Ok, so it’s not the fabric I was originally intending on using to make a bat, but the pattern is one of my ‘Nine to Try‘ for this year and after my original idea for the fabric proved a flop, I couldn’t resist trying to make a furry bat instead.
First things first, fake fur is a thick fabric. My machine can happily sew two layers together, but once you get to four layers…. yeah, there’s a lot of hand-cranking to get that sewn. In the end, I resorted to hand stitching a lot of the seams, which I do try to avoid with fake fur, as it’s quite challenging to see the fabric backing through the fur pile.
I chose to not make the feet – there was no way the fur would turn out easily for such an intricate shape, and sewing them into the seam would have ended up as a total nightmare. But other than that, so far the bat follows the pattern!
Batty is now stuffed, with some plastic pellets in his body to help him stand on the shelf (as a lack of feet mean he’d be prone to falling over otherwise), and just needs the final bit of hand sewing to get his body and head permanently attached!
Bat Pattern: BeeZeeArt
Faux Fur: Fashion Fabrics
Having struggled with the smaller faux fur bear I’d tried making before Christmas (that one is currently in my “semi-abandoned” bag), I wanted to give the Delight pattern a go.

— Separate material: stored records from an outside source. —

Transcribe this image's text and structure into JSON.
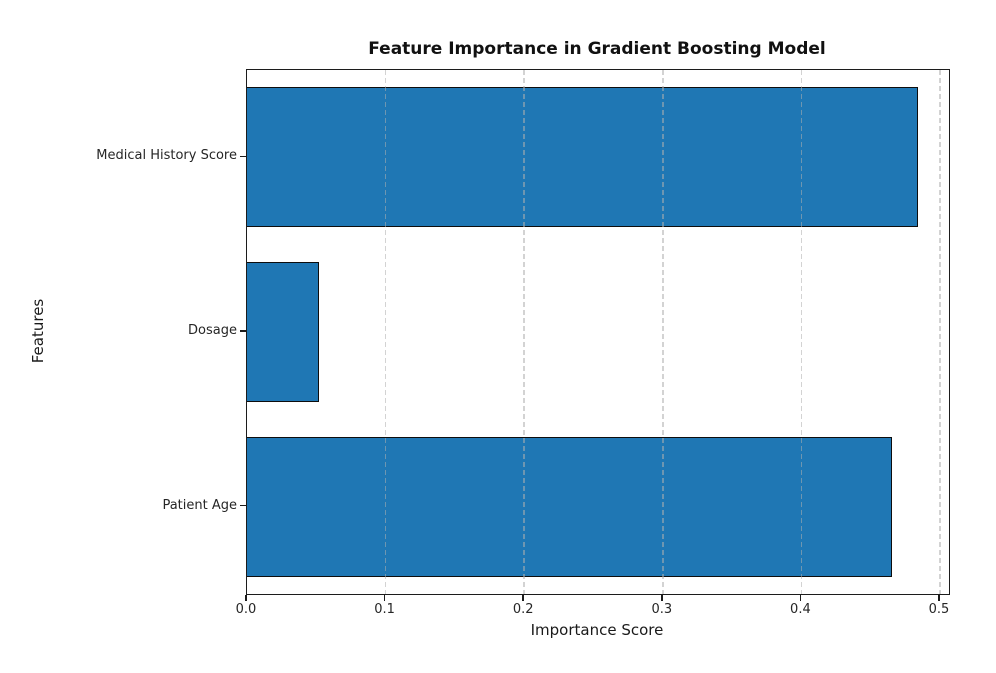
{
  "chart_data": {
    "type": "bar",
    "orientation": "horizontal",
    "title": "Feature Importance in Gradient Boosting Model",
    "xlabel": "Importance Score",
    "ylabel": "Features",
    "categories": [
      "Medical History Score",
      "Dosage",
      "Patient Age"
    ],
    "values": [
      0.484,
      0.052,
      0.465
    ],
    "xlim": [
      0,
      0.5065
    ],
    "xticks": [
      0.0,
      0.1,
      0.2,
      0.3,
      0.4,
      0.5
    ],
    "xtick_labels": [
      "0.0",
      "0.1",
      "0.2",
      "0.3",
      "0.4",
      "0.5"
    ],
    "bar_color": "#1f77b4",
    "bar_edge_color": "#0d0d0d",
    "grid": true,
    "grid_style": "dashed",
    "grid_axis": "x",
    "legend": false
  }
}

This pattern is designed for faux fur or a non-pile fabric, so I thought it might work in fleece as a trial run. Given that the fleece Delight was a success, I cut the pattern pieces from some very tactile purple faux fur.
This fur is considerably thicker than the fleece, so I trimmed the fur in the seam allowance to make it a bit easier for my sewing machine to handle. The bear’s limbs are sewn into the body rather than being jointed, which means they’re firmly attached! I did use a toy joint for the head, as I found it quite challenging to line up the seam accurate in order to sew it directly onto the body.
Normally I’d use toy stuffing with some plastic pellets to give the bear weight, but I had some bean bag filling in the cupboard, and thought it could be interesting to try that out instead. It was a nightmare to stuff into the bear, as the filling not only has a has a static cling but also doesn’t compress when you try pushing down on it, so it ended up everywhere (including all over the floor at one point)! But it has given Delight a lovely crinkly sound when you squeeze his paws, and he is actually quite ‘squishable’ which is a bonus too.
As you can see, Delight isn’t quite finished yet – he still needs his ears, and a nose & mouth; those are the features which really give the bear character…. and are also the parts which I find the most challenging, as if the ears or mouth are slightly lopsided it really looks odd!
Fabric: Fashion Fabrics
Eyes and toy joint: Sew N Sew
There’s nothing better for inspiration than a rummage through a fabric shop. On this occasion, I found two soft long-pile fake fur fabrics. They were more like 1/3 to 1/2 of the standard width, but at £8 a metre, I knew that 50cm of each would be enough to make a few small bears.
The red is quite a bright intense shade, which looks plain until it catches the light at a certain angle, when you can see an almost silvery shade to some of the fur strands.
The forest green is a more muted shade compared to the red, but the two tone look with the silvery tips caught my eye in the shop.
I will admit I normally wouldn’t pick green fabric, but this was too sleek and soft to pass up! It should definitely make a bear that you can’t resist running your hands through its fur.
I loved the look of the bear’s paws in the Emma’s Bears Jumbo pattern, but unfortunately, Happy didn’t come with those “pulled toe” instructions. Jumbo lives up to his name, using an entire metre of fabric, and potentially multiple bags of stuffing!
I was going to machine sew the seams for strength, but the weight and bulk of the fake fur was pulling it away from the needle as I stitched, so the majority of the seams ended up being hand sewn. For added strength, I used 4 strands of thread twisted together, and backstitched the seams.
I did use slightly smaller eyes than the pattern suggested, as I only had 11mm eyes to hand at the time, but I don’t think that’ll be too noticeable once his ears are added, and he’s fully stuffed. There’s a couple of seams that I need to finish and I want to redo his neck seam to make his neck slightly shorter…. but there’s no major rush, as at the moment I’ve run out of stuffing anyway!